Fiscalité 2026 : HILI Conseil décrypte les nouvelles mesures pour le secteur privé
Cette nouvelle annexe fiscale intervient dans un contexte international particulièrement tendu, marqué par la persistance de la guerre russo-ukrainienne, le conflit israélo-palestinien, la recrudescence des tensions commerciales entre grandes puissances, ainsi que l’insécurité dans certains pays du Sahel. En Côte d’Ivoire, ces facteurs ont contribué au renchérissement du coût de plusieurs biens et services et à l’augmentation des dépenses publiques.

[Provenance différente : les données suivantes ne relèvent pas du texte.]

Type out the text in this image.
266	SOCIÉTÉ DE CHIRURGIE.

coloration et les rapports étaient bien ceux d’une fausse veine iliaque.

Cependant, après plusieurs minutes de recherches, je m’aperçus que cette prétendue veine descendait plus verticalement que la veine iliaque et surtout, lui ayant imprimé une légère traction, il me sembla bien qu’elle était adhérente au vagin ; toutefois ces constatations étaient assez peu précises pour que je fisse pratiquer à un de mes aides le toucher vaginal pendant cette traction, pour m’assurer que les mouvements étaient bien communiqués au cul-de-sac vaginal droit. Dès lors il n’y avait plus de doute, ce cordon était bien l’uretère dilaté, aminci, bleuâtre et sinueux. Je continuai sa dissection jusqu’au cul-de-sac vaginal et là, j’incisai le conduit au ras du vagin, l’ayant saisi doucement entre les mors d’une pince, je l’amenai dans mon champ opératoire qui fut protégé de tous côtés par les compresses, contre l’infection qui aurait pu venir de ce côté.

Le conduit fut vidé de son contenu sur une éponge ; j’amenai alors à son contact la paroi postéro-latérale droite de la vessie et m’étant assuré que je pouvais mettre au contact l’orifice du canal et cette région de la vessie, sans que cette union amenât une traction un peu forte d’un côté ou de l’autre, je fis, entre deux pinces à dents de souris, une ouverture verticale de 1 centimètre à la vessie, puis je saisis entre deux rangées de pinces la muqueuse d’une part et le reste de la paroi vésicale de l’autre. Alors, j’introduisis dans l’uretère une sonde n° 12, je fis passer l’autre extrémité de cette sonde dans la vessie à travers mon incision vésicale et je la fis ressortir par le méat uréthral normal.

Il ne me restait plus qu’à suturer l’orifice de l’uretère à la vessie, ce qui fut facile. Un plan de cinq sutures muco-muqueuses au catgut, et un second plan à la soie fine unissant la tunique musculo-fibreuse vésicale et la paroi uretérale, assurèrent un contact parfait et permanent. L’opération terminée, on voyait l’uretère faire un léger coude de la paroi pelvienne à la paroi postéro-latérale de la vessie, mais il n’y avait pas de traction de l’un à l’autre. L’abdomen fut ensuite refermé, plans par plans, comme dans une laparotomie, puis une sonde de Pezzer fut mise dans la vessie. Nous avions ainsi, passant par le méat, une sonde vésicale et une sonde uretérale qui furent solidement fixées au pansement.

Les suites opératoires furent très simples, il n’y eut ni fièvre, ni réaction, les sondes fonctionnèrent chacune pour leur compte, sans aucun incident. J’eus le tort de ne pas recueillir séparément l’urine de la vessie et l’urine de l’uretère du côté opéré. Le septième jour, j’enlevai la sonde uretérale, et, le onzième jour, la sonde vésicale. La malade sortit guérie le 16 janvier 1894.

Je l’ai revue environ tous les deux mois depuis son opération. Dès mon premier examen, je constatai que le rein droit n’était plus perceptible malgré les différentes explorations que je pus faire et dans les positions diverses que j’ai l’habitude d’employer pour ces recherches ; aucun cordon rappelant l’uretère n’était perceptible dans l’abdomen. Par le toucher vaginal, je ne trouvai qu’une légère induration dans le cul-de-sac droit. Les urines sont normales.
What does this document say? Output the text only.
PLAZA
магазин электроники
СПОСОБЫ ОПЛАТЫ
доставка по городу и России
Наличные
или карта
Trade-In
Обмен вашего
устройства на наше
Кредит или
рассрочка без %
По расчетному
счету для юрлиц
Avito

Malgré cette conjoncture défavorable, les autorités ivoiriennes ambitionnent de maintenir un taux de croissance économique d’environ 6,7 %, conformément aux projections du Plan national de développement (PND) 2026-2030 en cours de finalisation. Cet objectif implique un renforcement de la mobilisation des ressources internes, notamment à travers un relèvement du taux de pression fiscale.
Selon Mme Annick Kopoin Soko, experte fiscaliste et associée, directrice du département fiscal du cabinet HILI Conseil, « l’annexe fiscale 2026 vise principalement à optimiser les recettes budgétaires nécessaires au financement des ambitieux programmes du gouvernement ». À cet effet, plus de 70 % des mesures adoptées portent sur l’augmentation directe des recettes fiscales ou la rationalisation des procédures de collecte.
Parmi les dispositions phares figurent notamment la suppression de l’exonération de TVA sur les aliments pour bétail et animaux de basse-cour, l’instauration d’une taxe communale de nuitée dans les établissements hôteliers, ainsi que l’institution d’un impôt de 30 % sur les bénéfices des plateformes de commerce en ligne étrangères réalisant un chiffre d’affaires significatif en Côte d’Ivoire.
Le cabinet a également mis en lumière la réforme de l’impôt foncier, désormais basée sur la valeur marchande des biens. Pour en atténuer l’impact, le taux applicable a été ramené de 15 % à 13 %. Enfin, l’experte a souligné la volonté de l’administration fiscale de poursuivre la digitalisation du système, notamment à travers la généralisation des factures et reçus électroniques normalisés.